Л. - Это по меньшей мере неожиданно. Почему борьбой со случаем, если таковая, тоже неожиданно, оказывается возможной, будет именно то, что соответствует идеям "добра-красоты"?
А. - Как почему? Потому, что такова должна быть, и, вероятно, будет сознательная воля человечества. В той мере, в какой бороться со случаем возможно, - бороться надо, разумеется, с его несчастными видами. Его же счастливые виды тут все-таки открывают перед нами возможности, хотя бы и не очень значительные. Я никак не уверен, но немного надеюсь, что человечество на этом пути будет отметать все противоречащее идеям, о которых мы говорим. Оставим пока в стороне политику нынешних судьбоносных дней. В этом же нашем разговоре я хотел бы пояснить только одним примером возможность борьбы со случаем вне политических дел. Мы подробно обсуждали роль случая в истории. Немало следовало бы сказать об его роли в науке.

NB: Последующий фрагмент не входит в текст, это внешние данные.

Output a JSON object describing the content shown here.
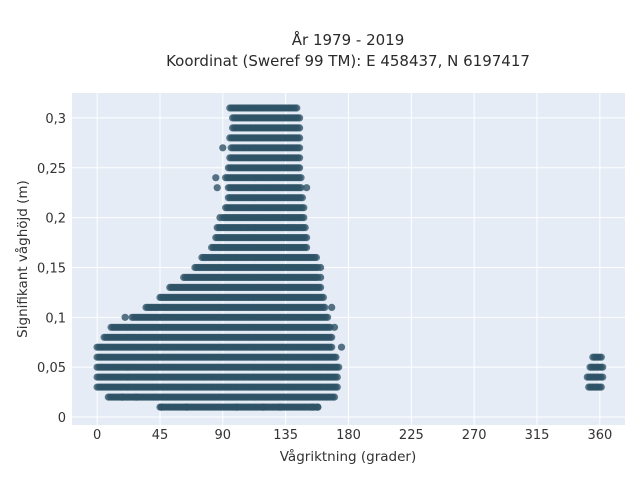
{
  "chart_data": {
    "type": "scatter",
    "title_lines": [
      "År 1979 - 2019",
      "Koordinat (Sweref 99 TM): E 458437, N 6197417"
    ],
    "xlabel": "Vågriktning (grader)",
    "ylabel": "Signifikant våghöjd (m)",
    "xlim": [
      -18,
      378
    ],
    "ylim": [
      -0.008,
      0.325
    ],
    "x_ticks": [
      0,
      45,
      90,
      135,
      180,
      225,
      270,
      315,
      360
    ],
    "x_tick_labels": [
      "0",
      "45",
      "90",
      "135",
      "180",
      "225",
      "270",
      "315",
      "360"
    ],
    "y_ticks": [
      0,
      0.05,
      0.1,
      0.15,
      0.2,
      0.25,
      0.3
    ],
    "y_tick_labels": [
      "0",
      "0,05",
      "0,1",
      "0,15",
      "0,2",
      "0,25",
      "0,3"
    ],
    "grid": true,
    "colors": {
      "marker": "#2e5266",
      "plot_bg": "#e5ecf6",
      "grid": "#ffffff"
    },
    "series": [
      {
        "bands": [
          {
            "y": 0.01,
            "xmin": 45,
            "xmax": 158
          },
          {
            "y": 0.02,
            "xmin": 8,
            "xmax": 170
          },
          {
            "y": 0.03,
            "xmin": 0,
            "xmax": 172
          },
          {
            "y": 0.04,
            "xmin": 0,
            "xmax": 172
          },
          {
            "y": 0.05,
            "xmin": 0,
            "xmax": 173
          },
          {
            "y": 0.06,
            "xmin": 0,
            "xmax": 171
          },
          {
            "y": 0.07,
            "xmin": 0,
            "xmax": 168
          },
          {
            "y": 0.08,
            "xmin": 5,
            "xmax": 168
          },
          {
            "y": 0.09,
            "xmin": 10,
            "xmax": 167
          },
          {
            "y": 0.1,
            "xmin": 25,
            "xmax": 165
          },
          {
            "y": 0.11,
            "xmin": 35,
            "xmax": 163
          },
          {
            "y": 0.12,
            "xmin": 45,
            "xmax": 162
          },
          {
            "y": 0.13,
            "xmin": 52,
            "xmax": 160
          },
          {
            "y": 0.14,
            "xmin": 62,
            "xmax": 158
          },
          {
            "y": 0.15,
            "xmin": 70,
            "xmax": 158
          },
          {
            "y": 0.16,
            "xmin": 75,
            "xmax": 157
          },
          {
            "y": 0.17,
            "xmin": 82,
            "xmax": 150
          },
          {
            "y": 0.18,
            "xmin": 85,
            "xmax": 150
          },
          {
            "y": 0.19,
            "xmin": 86,
            "xmax": 149
          },
          {
            "y": 0.2,
            "xmin": 90,
            "xmax": 148
          },
          {
            "y": 0.21,
            "xmin": 92,
            "xmax": 148
          },
          {
            "y": 0.22,
            "xmin": 94,
            "xmax": 147
          },
          {
            "y": 0.23,
            "xmin": 94,
            "xmax": 146
          },
          {
            "y": 0.24,
            "xmin": 92,
            "xmax": 146
          },
          {
            "y": 0.25,
            "xmin": 94,
            "xmax": 145
          },
          {
            "y": 0.26,
            "xmin": 95,
            "xmax": 145
          },
          {
            "y": 0.27,
            "xmin": 96,
            "xmax": 145
          },
          {
            "y": 0.28,
            "xmin": 95,
            "xmax": 145
          },
          {
            "y": 0.29,
            "xmin": 97,
            "xmax": 145
          },
          {
            "y": 0.3,
            "xmin": 97,
            "xmax": 145
          },
          {
            "y": 0.31,
            "xmin": 95,
            "xmax": 143
          },
          {
            "y": 0.03,
            "xmin": 352,
            "xmax": 361
          },
          {
            "y": 0.04,
            "xmin": 351,
            "xmax": 362
          },
          {
            "y": 0.05,
            "xmin": 353,
            "xmax": 362
          },
          {
            "y": 0.06,
            "xmin": 355,
            "xmax": 361
          }
        ],
        "points": [
          {
            "x": 18,
            "y": 0.02
          },
          {
            "x": 28,
            "y": 0.02
          },
          {
            "x": 20,
            "y": 0.1
          },
          {
            "x": 46,
            "y": 0.01
          },
          {
            "x": 64,
            "y": 0.01
          },
          {
            "x": 100,
            "y": 0.01
          },
          {
            "x": 119,
            "y": 0.01
          },
          {
            "x": 131,
            "y": 0.01
          },
          {
            "x": 154,
            "y": 0.01
          },
          {
            "x": 158,
            "y": 0.01
          },
          {
            "x": 85,
            "y": 0.24
          },
          {
            "x": 86,
            "y": 0.23
          },
          {
            "x": 88,
            "y": 0.2
          },
          {
            "x": 90,
            "y": 0.27
          },
          {
            "x": 150,
            "y": 0.23
          },
          {
            "x": 160,
            "y": 0.14
          },
          {
            "x": 160,
            "y": 0.15
          },
          {
            "x": 168,
            "y": 0.11
          },
          {
            "x": 170,
            "y": 0.09
          },
          {
            "x": 175,
            "y": 0.07
          }
        ]
      }
    ]
  }
}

Сколько великих открытий было сделано именно благодаря счастливому случаю, - можно было бы вспомнить и некоторые из открытий Фарадея, открытия Беккереля, Рентгена, Флеминга. И они были, по сознательной человеческой воле, обращены на борьбу со случаем. Человек в среднем живет столько-то лет в результате бесчисленных случайностей многотысячелетнего биологического процесса на земле. Но теперь в цивилизованных и богатых странах продолжительность жизни удалось продлить: в Соединенных Штатах человек живет много дольше, чем в Индии.
Л. - Вследствие уменьшения детской смертности.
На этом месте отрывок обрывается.